September 17, 2004
The expiration this week of a ten year ban on assault weapons has kicked up a debate on American crime rates and how to cut them.
Fighting crime has become a way of life for Americans. We build more prisons. We enact new tougher laws with mandatory sentencing. We hire more police, put gates around our communities, and install metal detectors in our schools. And we tell the unrepentant criminal, “Three strikes, you’re out.”
Many of us can remember a time when life in America was safer. In 1960 your risk of being a victim of crime in the United States was 1.89%, and of a violent crime 0.161%. In 1996 nearly forty years later, your risk of being a crime victim was 5.079%, and of a violent crime 0.634%.
The United States Crime Index Rates Per 100,000 Inhabitants went from 1,887.2 in 1960 to 5,897.8 in 1996. By 1996 the crime rate was 313% the 1960 crime rate. Crime in the United States accounts for more death, injuries and loss of property than all Natural Disasters combined.
It’s tempting to think of guns and gates and laws in an effort to protect ourselves and our families from crime. But there is a better way.
We each hold the key to the primary method of cutting crime. Rather than dealing with the aftermath of crime and relying on punishment to deter, this method cuts crime off at the very beginning where it starts, in the heart and soul of a young person who needs guidance to keep him or her on the path to success.
The method? The key? Our families and our fathers.
In his book Life Without Father David Popenoe explains another statistical trend that has followed the trend in crime through the past forty years:
The decline of fatherhood is one of the most basic, unexpected and extraordinary trends of our time. Its dimensions can be captured in a single statistic: In just three decades, between 1960 and 1990, the percentage of children living apart from their biological fathers more than doubled, from 17 percent to 36 percent. By the turn of the century, nearly 50 percent of American children may be going to sleep each evening without being able to say good night to their dads.
Why does this matter? The subject of families may seem a private matter that we should back away from when looking for the solutions to our crime problems and creating public policy. But Popenoe says otherwise.
[T]he decline of fatherhood is a major force behind many of the most disturbing problems that plague American society: crime; premature sexuality and out-of-wedlock births to teenagers; deteriorating educational achievement; depression, substance abuse and alienation among adolescents; and the growing number of women and children in poverty.

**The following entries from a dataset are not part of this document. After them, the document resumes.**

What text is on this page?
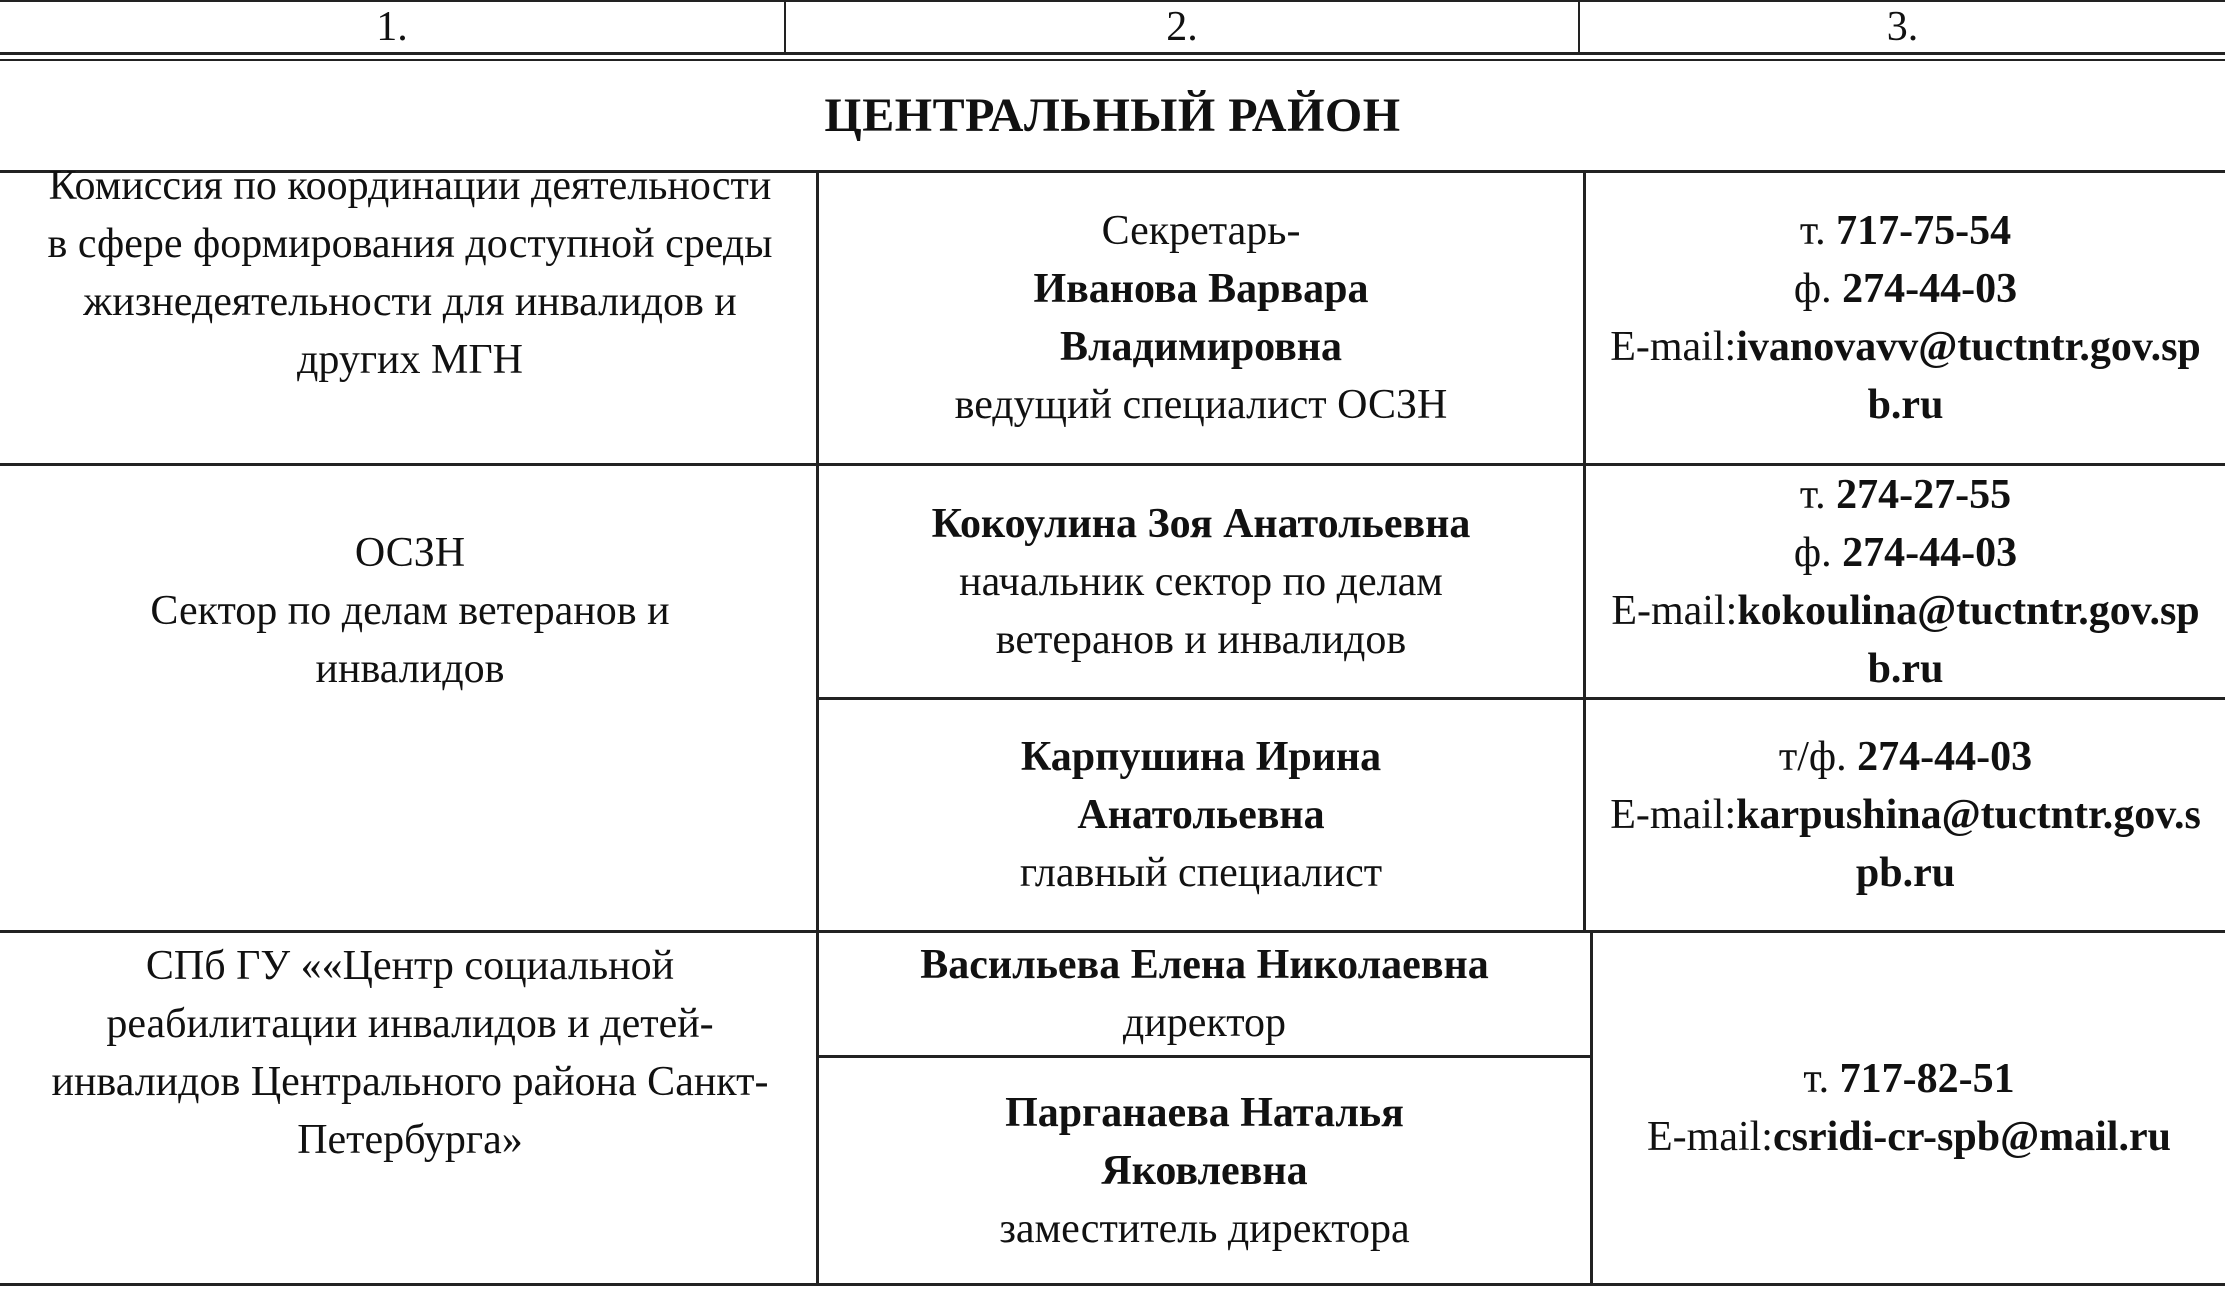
1.	2.	3.
ЦЕНТРАЛЬНЫЙ РАЙОН
Комиссия по координации деятельности в сфере формирования доступной среды жизнедеятельности для инвалидов и других МГН
Секретарь-
Иванова Варвара Владимировна
ведущий специалист ОСЗН
т. 717-75-54
ф. 274-44-03
E-mail:ivanovavv@tuctntr.gov.spb.ru
ОСЗН
Сектор по делам ветеранов и инвалидов
Кокоулина Зоя Анатольевна
начальник сектор по делам ветеранов и инвалидов
т. 274-27-55
ф. 274-44-03
E-mail:kokoulina@tuctntr.gov.spb.ru
Карпушина Ирина Анатольевна
главный специалист
т/ф. 274-44-03
E-mail:karpushina@tuctntr.gov.spb.ru
СПб ГУ ««Центр социальной реабилитации инвалидов и детей-инвалидов Центрального района Санкт-Петербурга»
Васильева Елена Николаевна
директор
Парганаева Наталья Яковлевна
заместитель директора
т. 717-82-51
E-mail:csridi-cr-spb@mail.ru
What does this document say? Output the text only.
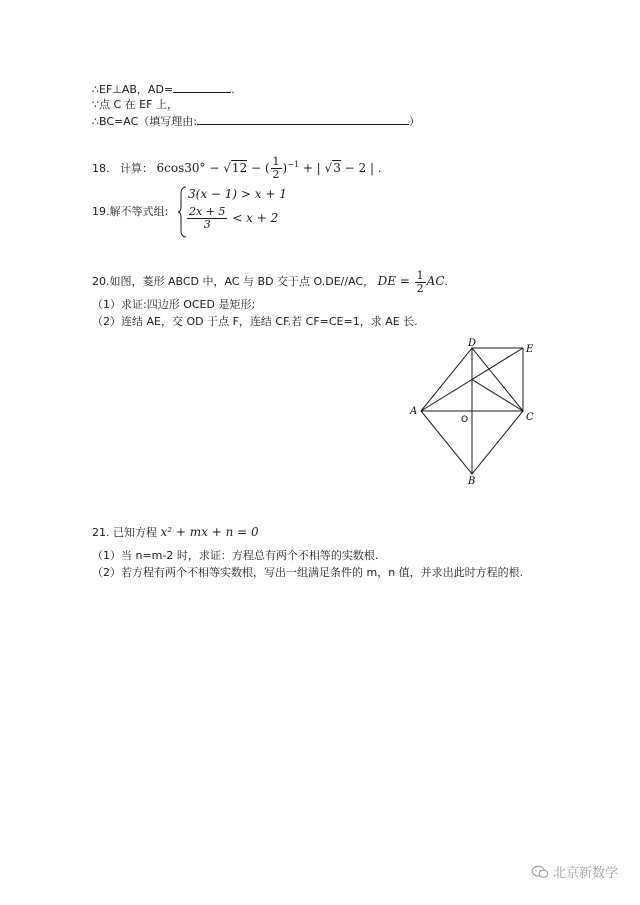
∴EF⊥AB，AD=	.
∵点 C 在 EF 上，
∴BC=AC（填写理由:	）
18. 计算： 6cos30° − √12 − ( $\frac{1}{2} )^{-1}$ + | √3 − 2 | .
19.解不等式组:
3(x − 1) > x + 1
$\frac{2x + 5}{3} < x + 2$
20.如图，菱形 ABCD 中，AC 与 BD 交于点 O.DE//AC， DE = $\frac{1}{2}$ AC.
（1）求证:四边形 OCED 是矩形;
（2）连结 AE，交 OD 于点 F，连结 CF.若 CF=CE=1，求 AE 长.
D
E
A
C
O
B
21. 已知方程 x² + mx + n = 0
（1）当 n=m-2 时，求证：方程总有两个不相等的实数根.
（2）若方程有两个不相等实数根，写出一组满足条件的 m，n 值，并求出此时方程的根.
北京新数学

What about the young people you know? Do you see their hearts aching for a strong and healthy relationship with their fathers? Do you see their eyes light up at the sight of dad in the audience at their band concert, of dad in the stands at their football games? Statistics speak to the issue. But our children and their hearts prove the truth. Dads count.
As we hear politicians talk tough on crime, we must listen for the cures they offer us. And at the top of their list, we need to expect a plan to strengthen families by helping mothers and fathers raise children inside of healthy marriages. This is good for children, good for parents and, most of all, good for America.
Cutting crime at the most basic level has less to do with subtracting guns and adding prisons. And it has everything to do with how we raise our children.
If we want children to walk away from a life of crime, we would do well to make sure our fathers are leading the way.